Policy and Disclaimer
Kebanyakan dari kita mengetahui perihal peradaban Romawi hanya dari pengenalan dasar sewaktu kita disekolah, entah lewat Subjek mata pelajaran Sejarah, Anthropologi dan Sosiologi mungkin sedikit juga disebut dalam pelajaran Fisika, Kimia dan Biologi serta Agama. Sayangnya semua itu hanya berupa potong-potongan kecil. (memang tidak mungkin bisa dihadirkan secara utuh, sebab Romawi sendiri adalah sebuah peradaban tua dan raksasa yang turut andil membentuk peradaban-peradaban lainnya di Benua Eropa, Asia dan Afrika.)
Dari kisah pengantar tentang “jaman Romawi kuno” ini, kita paling-paling hanya akan mengetahui bahwa pernah hidup di sana, di jaman itu, seorang tokoh bernama Marcus Licinius Crassus, yang disebut sebagai orang terkaya di dunia, pada masa itu (bahkan sampai sekarang), lebih jauh lagi jika cukup beruntung,Kita mungkin bisa dapat mempelajari sebuah fakta: bahwa kesatuan pemadam kebakaran merupakan ciptaan beliau, dan sekaligus ironis saat mengetahui betapa tim Pemadam kebakaran versi Crassus ini awalnya justru merupakan pasukan teror, yang digunakan untuk kepentingan akusisi sebuah kawasan properti dengan harga murah.

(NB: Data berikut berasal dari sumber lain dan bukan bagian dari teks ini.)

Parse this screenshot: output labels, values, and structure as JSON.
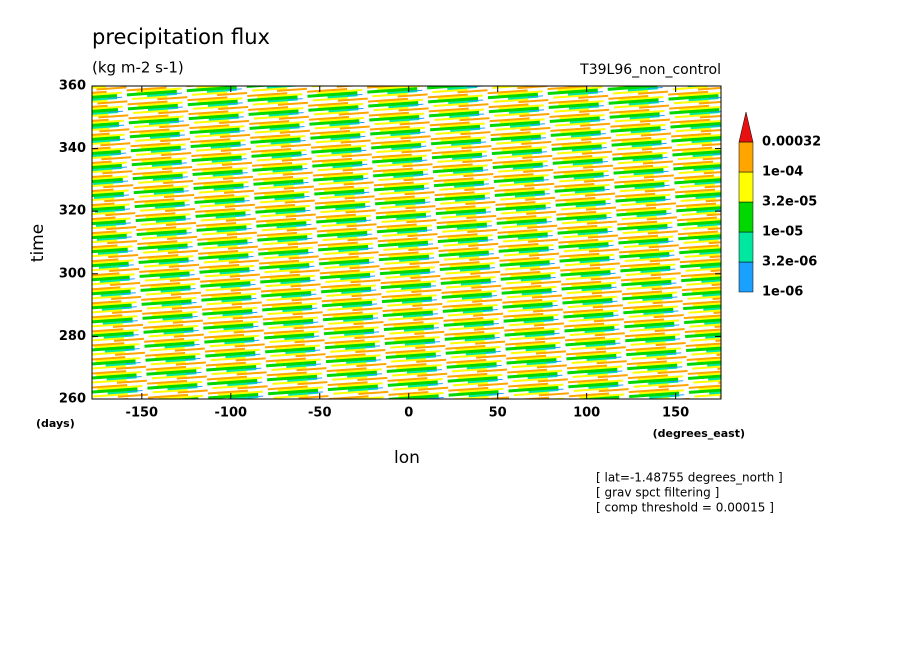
{
  "chart_data": {
    "type": "contour",
    "title": "precipitation flux",
    "subtitle": "(kg m-2 s-1)",
    "dataset": "T39L96_non_control",
    "x_label": "lon",
    "x_units": "(degrees_east)",
    "y_label": "time",
    "y_units": "(days)",
    "xlim": [
      -178,
      175.5
    ],
    "xticks": [
      -150,
      -100,
      -50,
      0,
      50,
      100,
      150
    ],
    "ylim": [
      260,
      360
    ],
    "yticks": [
      260,
      280,
      300,
      320,
      340,
      360
    ],
    "levels": [
      {
        "value": 1e-06,
        "label": "1e-06"
      },
      {
        "value": 3.2e-06,
        "label": "3.2e-06"
      },
      {
        "value": 1e-05,
        "label": "1e-05"
      },
      {
        "value": 3.2e-05,
        "label": "3.2e-05"
      },
      {
        "value": 0.0001,
        "label": "1e-04"
      },
      {
        "value": 0.00032,
        "label": "0.00032"
      }
    ],
    "colors": [
      "#1aa0ff",
      "#00e8a0",
      "#00d800",
      "#ffff00",
      "#ffa500"
    ],
    "extend_color": "#e81010",
    "notes": [
      "[ lat=-1.48755 degrees_north ]",
      "[ grav spct filtering ]",
      "[ comp threshold = 0.00015 ]"
    ]
  }
}
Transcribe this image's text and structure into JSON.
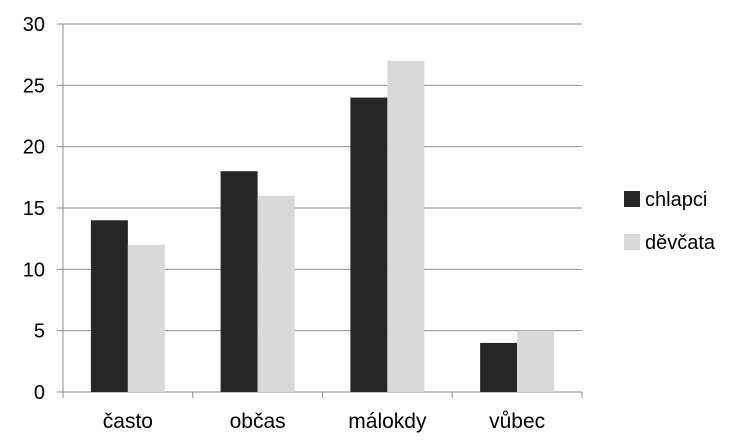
{
  "chart_data": {
    "type": "bar",
    "title": "",
    "xlabel": "",
    "ylabel": "",
    "categories": [
      "často",
      "občas",
      "málokdy",
      "vůbec"
    ],
    "series": [
      {
        "name": "chlapci",
        "values": [
          14,
          18,
          24,
          4
        ],
        "color": "#262626"
      },
      {
        "name": "děvčata",
        "values": [
          12,
          16,
          27,
          5
        ],
        "color": "#d9d9d9"
      }
    ],
    "ylim": [
      0,
      30
    ],
    "yticks": [
      0,
      5,
      10,
      15,
      20,
      25,
      30
    ],
    "grid": true,
    "legend_position": "right"
  }
}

Ada tokoh lagi yang disebut Pompeius Magnus, jika mau kita analisa secara netral merupakan seorang pahlawan dan tokoh yang paling kompeten di masa-nya. Hanya sayang, takdir tak pernah benar-benar memihaknya. Akibat intrik politik serta kalah dalam peperangan, beliau harus melarikan diri ke mesir dengan mengenakan pakaian wanita, sebelum akhirnya dipenggal oleh penguasa disana. (dikisah-kisah kemudian hari, sang jenderal besar ini seringkali disudutkan dan diceritakan sebagai pihak antagonis….)
Tokoh yang paling dikenal tentu saja adalah Gaius Julius Caesar, tokoh paling ambisius di jamannya, dengan kutipan kata favoritnya Veni, Vidi, Vici (Aku datang, aku lihat, aku menang) yang juga merupakan pencipta sistem perhitungan kalender masehi yang masih kita gunakan hingga sekarang (sebenarnya beliau juga layak dicatat sebagai salah satu leluhur yang menurunkan garis dinasti kekuasaan Julian – Claudius, dimulai dari Octavian Augustus, putra-nya Tiberius dan kemudian si gila Caligula, jenderal Claudius, sampai diakhiri oleh si biadab Nero Germanicus), Julius Caesar seorang playboy tampan yang kemudian terlibat dengan Cleopatra. Berperan dalam pembubaran Republik dan menjadikan Roma kembali sebagai suatu Monarki.